Bitcoin (BTC) breaking below $90,000 on Monday has crypto analyst Benjamin Cowen reaching for his history books, and what he's found isn't exactly reassuring for the bulls.
The 2019 Comparison
In a podcast published on Sunday, Cowen laid out how Bitcoin's current downturn looks remarkably like the 2019 macro setup. Back then, BTC kept bleeding for months even after the Federal Reserve shifted from quantitative tightening to quantitative easing. The liquidity didn't show up on schedule, and neither did the rally.
Cowen's base case mirrors that earlier cycle pretty closely:
- Six months of consolidation
- Three straight red monthly closes (October through December)
- A relief rally toward the 200-day moving average in early 2026
- Followed by a final leg down into mid-2026
Altcoins might have it worse. Cowen expects one last spike in Bitcoin dominance as traders waiting for a QE-driven rescue finally give up, similar to the broad altcoin weakness seen in late 2019.
While he acknowledges a slim chance of new all-time highs, Cowen points to breakdowns in key indicators like the weekly RSI as classic bear-market signals. He adds that Bitcoin's ROI curve still aligns with previous cycle trajectories.
The Liquidity Lag
Here's the thing about quantitative tightening ending: it doesn't mean immediate liquidity expansion. Cowen emphasized that in 2019, QT ended in July, but the Fed's balance sheet didn't actually start growing until September. Bitcoin kept sliding in the meantime.

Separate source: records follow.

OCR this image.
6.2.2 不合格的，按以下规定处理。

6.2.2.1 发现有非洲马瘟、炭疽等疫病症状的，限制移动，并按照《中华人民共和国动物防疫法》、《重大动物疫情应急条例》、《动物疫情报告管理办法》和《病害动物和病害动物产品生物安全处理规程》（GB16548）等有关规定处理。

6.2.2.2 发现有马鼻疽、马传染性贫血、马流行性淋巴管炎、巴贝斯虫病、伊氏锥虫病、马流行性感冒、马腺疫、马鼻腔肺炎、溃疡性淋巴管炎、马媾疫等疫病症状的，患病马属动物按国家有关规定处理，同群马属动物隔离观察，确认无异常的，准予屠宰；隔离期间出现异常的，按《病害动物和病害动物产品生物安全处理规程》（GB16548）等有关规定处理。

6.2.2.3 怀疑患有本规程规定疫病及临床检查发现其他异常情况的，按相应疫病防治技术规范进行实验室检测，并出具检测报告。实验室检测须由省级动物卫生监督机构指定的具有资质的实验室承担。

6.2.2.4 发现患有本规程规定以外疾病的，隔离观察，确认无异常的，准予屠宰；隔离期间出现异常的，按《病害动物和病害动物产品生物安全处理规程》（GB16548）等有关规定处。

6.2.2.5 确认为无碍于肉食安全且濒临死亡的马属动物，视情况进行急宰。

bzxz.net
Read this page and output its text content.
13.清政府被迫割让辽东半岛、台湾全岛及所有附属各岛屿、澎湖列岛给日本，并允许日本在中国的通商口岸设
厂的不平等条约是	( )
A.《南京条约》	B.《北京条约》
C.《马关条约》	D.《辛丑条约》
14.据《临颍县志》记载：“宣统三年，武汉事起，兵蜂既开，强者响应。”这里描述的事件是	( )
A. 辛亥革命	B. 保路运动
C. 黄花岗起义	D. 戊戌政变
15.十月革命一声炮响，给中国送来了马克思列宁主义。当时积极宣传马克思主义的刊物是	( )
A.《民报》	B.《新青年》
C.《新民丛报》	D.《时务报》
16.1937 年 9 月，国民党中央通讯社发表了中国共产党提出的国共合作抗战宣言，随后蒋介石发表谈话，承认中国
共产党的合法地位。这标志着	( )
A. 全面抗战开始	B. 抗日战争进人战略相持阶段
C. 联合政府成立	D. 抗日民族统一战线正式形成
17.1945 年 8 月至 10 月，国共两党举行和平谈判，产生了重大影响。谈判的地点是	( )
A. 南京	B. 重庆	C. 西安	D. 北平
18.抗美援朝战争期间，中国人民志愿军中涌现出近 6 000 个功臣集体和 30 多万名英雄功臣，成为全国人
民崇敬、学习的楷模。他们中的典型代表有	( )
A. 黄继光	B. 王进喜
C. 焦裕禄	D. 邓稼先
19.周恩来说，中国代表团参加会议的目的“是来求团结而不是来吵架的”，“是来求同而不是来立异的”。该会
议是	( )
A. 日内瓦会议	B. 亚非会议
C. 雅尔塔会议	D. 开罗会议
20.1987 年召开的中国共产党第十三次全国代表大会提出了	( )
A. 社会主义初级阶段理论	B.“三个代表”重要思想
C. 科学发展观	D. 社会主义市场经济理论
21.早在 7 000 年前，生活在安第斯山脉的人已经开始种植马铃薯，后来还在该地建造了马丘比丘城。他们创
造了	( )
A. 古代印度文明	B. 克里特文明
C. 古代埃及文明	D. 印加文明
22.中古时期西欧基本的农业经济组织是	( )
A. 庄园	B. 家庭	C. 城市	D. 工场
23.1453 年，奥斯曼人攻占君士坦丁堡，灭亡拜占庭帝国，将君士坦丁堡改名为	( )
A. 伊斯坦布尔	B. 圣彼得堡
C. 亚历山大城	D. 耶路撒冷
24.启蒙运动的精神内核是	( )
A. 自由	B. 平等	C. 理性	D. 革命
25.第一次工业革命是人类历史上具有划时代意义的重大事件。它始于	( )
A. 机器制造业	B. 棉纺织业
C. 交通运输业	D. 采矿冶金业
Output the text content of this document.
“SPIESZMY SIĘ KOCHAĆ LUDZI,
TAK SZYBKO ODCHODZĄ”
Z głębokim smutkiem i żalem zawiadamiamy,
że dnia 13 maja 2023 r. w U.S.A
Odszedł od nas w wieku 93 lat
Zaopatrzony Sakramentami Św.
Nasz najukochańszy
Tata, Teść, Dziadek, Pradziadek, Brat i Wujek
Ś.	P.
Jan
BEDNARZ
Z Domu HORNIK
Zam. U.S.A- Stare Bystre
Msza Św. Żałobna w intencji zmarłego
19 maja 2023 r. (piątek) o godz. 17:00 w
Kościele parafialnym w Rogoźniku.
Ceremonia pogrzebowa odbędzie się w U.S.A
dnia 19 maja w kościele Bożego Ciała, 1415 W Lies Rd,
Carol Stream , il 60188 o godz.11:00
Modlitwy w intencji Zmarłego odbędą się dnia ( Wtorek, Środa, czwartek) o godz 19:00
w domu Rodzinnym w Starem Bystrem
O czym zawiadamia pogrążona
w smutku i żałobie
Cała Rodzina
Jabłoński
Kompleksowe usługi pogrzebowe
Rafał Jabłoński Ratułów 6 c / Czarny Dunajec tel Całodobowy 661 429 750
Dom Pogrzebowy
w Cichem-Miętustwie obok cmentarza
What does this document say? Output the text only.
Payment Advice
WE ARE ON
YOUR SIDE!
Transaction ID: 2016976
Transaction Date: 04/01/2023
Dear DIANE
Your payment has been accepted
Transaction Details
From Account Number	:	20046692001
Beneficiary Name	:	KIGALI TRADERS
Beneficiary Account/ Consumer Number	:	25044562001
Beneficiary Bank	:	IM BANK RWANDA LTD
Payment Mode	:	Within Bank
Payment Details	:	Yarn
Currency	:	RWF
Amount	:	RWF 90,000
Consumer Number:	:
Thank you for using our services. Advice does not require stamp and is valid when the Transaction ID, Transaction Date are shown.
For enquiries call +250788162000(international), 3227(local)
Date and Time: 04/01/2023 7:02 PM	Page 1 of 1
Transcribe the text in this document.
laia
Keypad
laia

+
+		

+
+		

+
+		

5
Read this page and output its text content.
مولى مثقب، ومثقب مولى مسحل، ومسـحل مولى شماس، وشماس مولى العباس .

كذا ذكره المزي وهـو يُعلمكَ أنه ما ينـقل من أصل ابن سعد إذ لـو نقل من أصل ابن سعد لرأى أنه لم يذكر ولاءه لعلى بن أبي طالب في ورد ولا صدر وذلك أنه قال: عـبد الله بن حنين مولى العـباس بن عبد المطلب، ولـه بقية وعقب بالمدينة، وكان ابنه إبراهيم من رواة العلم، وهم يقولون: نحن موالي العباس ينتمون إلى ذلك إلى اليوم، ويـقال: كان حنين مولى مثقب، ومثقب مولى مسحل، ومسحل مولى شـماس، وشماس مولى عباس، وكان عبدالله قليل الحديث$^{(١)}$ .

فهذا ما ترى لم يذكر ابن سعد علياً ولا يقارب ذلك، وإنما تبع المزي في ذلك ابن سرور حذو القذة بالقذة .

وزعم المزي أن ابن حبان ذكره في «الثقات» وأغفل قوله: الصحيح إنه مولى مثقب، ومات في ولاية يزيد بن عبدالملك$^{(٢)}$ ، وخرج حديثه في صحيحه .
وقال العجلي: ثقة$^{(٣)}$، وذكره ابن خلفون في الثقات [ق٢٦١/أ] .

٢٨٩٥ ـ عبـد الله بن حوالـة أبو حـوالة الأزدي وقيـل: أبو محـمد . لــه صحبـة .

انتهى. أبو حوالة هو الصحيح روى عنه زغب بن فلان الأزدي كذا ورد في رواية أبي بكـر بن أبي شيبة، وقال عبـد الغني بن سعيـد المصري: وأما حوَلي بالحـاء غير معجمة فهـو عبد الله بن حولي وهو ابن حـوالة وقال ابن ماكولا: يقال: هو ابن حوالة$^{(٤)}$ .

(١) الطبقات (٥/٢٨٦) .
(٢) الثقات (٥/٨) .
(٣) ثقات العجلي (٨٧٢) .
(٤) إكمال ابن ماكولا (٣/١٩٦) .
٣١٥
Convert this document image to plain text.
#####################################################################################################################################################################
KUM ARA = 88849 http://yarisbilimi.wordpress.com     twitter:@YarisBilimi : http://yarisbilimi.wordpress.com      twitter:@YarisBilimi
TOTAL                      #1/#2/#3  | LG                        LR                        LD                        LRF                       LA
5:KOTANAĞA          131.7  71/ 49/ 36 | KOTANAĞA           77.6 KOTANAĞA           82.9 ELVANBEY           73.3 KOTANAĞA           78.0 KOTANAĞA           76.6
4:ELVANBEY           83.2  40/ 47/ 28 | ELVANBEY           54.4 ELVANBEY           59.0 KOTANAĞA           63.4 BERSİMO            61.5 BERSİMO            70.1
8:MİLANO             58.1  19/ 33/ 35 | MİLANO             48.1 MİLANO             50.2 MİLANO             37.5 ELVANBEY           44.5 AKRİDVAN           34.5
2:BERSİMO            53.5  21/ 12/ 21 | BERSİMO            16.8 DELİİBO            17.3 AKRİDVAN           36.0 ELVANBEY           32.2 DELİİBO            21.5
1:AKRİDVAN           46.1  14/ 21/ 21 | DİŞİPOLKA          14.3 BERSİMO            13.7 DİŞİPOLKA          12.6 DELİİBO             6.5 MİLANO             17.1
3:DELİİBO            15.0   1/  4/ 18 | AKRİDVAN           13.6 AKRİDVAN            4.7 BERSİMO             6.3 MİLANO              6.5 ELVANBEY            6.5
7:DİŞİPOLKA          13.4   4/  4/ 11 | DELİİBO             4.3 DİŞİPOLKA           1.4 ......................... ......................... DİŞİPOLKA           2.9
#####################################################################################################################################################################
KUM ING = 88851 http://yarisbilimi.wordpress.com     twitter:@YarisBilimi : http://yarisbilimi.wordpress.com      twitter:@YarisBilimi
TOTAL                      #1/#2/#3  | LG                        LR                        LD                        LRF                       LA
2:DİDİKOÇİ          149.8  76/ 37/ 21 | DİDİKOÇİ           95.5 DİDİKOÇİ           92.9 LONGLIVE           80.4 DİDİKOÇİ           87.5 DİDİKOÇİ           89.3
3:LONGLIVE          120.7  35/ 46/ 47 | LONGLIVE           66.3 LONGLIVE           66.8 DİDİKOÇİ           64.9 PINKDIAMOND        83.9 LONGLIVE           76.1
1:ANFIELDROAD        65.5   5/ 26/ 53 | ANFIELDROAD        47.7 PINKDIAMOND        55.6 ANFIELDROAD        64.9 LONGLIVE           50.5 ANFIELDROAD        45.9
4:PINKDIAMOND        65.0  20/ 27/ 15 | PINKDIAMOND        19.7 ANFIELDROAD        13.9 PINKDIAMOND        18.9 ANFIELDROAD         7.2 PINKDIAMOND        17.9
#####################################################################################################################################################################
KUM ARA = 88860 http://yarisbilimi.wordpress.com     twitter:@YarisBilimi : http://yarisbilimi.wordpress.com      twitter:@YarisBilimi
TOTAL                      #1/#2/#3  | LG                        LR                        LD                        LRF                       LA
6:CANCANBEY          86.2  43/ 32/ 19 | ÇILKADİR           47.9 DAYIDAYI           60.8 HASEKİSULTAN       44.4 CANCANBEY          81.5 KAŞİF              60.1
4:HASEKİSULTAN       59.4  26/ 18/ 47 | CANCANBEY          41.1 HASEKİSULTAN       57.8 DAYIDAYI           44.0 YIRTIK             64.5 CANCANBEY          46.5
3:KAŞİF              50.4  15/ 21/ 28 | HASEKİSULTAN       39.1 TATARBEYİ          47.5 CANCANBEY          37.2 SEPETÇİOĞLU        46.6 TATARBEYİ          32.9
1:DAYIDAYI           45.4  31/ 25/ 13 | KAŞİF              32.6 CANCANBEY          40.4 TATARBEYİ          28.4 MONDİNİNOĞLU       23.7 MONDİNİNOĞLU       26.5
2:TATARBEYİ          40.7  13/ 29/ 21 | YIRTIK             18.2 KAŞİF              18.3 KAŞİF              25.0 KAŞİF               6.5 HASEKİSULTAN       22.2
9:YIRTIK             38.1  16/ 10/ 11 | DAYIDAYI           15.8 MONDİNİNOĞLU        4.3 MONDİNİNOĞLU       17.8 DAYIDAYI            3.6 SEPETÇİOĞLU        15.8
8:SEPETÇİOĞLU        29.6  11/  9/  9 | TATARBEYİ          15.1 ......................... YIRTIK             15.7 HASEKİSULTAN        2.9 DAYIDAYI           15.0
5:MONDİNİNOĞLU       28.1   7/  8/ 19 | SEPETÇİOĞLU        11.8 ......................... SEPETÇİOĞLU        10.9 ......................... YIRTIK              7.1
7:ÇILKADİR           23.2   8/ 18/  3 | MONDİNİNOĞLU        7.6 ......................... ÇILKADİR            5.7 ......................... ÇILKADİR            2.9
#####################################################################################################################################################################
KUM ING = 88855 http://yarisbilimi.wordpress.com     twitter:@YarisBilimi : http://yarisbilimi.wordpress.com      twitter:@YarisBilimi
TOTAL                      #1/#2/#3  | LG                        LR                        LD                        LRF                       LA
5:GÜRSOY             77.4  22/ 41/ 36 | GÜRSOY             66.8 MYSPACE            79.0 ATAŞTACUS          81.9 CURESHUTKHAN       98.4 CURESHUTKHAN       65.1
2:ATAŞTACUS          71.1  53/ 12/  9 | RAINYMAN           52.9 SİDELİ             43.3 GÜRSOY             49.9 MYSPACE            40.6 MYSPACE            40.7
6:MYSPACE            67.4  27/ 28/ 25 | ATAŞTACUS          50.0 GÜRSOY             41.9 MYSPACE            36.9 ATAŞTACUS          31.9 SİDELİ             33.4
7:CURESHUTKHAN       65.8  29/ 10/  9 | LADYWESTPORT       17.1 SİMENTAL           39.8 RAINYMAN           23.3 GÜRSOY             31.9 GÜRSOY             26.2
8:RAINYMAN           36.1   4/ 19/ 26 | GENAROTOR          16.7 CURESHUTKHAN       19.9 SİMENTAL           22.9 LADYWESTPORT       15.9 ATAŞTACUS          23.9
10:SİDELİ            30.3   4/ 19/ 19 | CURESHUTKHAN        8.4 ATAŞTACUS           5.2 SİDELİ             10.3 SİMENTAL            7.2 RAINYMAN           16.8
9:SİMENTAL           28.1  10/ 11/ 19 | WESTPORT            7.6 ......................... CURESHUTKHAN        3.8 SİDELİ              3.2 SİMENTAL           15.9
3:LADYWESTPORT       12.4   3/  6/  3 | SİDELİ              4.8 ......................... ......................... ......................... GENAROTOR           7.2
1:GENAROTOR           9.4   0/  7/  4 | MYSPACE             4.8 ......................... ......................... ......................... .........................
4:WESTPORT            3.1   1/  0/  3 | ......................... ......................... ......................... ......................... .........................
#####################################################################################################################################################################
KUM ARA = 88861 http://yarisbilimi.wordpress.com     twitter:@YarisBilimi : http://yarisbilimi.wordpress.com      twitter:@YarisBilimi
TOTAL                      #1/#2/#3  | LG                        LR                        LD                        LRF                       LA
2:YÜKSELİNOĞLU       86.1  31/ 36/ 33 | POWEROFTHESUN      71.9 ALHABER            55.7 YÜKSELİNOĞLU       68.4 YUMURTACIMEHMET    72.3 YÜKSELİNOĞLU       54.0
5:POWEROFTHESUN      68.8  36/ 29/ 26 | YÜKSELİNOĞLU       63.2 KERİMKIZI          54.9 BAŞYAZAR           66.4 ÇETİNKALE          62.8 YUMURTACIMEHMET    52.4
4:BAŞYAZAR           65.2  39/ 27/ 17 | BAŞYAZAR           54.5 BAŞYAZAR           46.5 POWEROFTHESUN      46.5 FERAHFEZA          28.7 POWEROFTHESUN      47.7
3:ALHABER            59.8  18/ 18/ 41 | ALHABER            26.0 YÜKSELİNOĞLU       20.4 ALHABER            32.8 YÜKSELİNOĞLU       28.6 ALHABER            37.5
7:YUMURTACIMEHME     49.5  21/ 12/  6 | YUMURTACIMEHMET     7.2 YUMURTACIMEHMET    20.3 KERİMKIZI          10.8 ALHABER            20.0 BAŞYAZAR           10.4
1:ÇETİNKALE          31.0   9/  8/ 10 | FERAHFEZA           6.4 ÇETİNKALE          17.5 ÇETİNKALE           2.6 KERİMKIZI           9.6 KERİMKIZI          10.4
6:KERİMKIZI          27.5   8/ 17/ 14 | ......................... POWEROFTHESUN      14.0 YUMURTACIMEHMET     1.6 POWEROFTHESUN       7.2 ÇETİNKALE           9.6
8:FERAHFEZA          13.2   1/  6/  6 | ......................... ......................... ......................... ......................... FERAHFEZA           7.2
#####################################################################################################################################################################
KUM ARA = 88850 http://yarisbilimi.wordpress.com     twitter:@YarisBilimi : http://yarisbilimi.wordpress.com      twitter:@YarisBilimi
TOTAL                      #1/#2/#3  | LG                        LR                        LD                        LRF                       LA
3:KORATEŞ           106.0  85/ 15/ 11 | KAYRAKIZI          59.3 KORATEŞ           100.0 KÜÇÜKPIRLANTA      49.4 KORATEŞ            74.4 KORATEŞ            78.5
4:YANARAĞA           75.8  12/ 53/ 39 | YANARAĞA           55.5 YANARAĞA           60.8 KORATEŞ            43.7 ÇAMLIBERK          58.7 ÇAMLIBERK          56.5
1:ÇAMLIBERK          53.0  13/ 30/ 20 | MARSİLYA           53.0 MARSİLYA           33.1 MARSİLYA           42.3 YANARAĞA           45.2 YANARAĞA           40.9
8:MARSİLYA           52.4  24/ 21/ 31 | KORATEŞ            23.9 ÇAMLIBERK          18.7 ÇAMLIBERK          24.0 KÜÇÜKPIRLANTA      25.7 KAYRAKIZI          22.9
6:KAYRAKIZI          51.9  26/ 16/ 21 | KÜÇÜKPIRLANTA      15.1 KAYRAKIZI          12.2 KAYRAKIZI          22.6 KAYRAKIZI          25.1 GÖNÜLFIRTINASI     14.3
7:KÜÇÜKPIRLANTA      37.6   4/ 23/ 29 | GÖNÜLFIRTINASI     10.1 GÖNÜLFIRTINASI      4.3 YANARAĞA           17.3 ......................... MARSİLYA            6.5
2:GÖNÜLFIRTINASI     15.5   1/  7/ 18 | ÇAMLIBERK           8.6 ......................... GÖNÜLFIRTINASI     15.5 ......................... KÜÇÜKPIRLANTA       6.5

He expects a similar lag now, potentially stretching well into 2026, reinforcing the idea that the current decline could be the opening phase of a larger macro downturn.
Still, Cowen frames this as opportunity rather than disaster. If the pattern holds, he believes investors will eventually look back at 2025–2026 as a textbook bear-market window—painful, sure, but ultimately lucrative for those who waited patiently.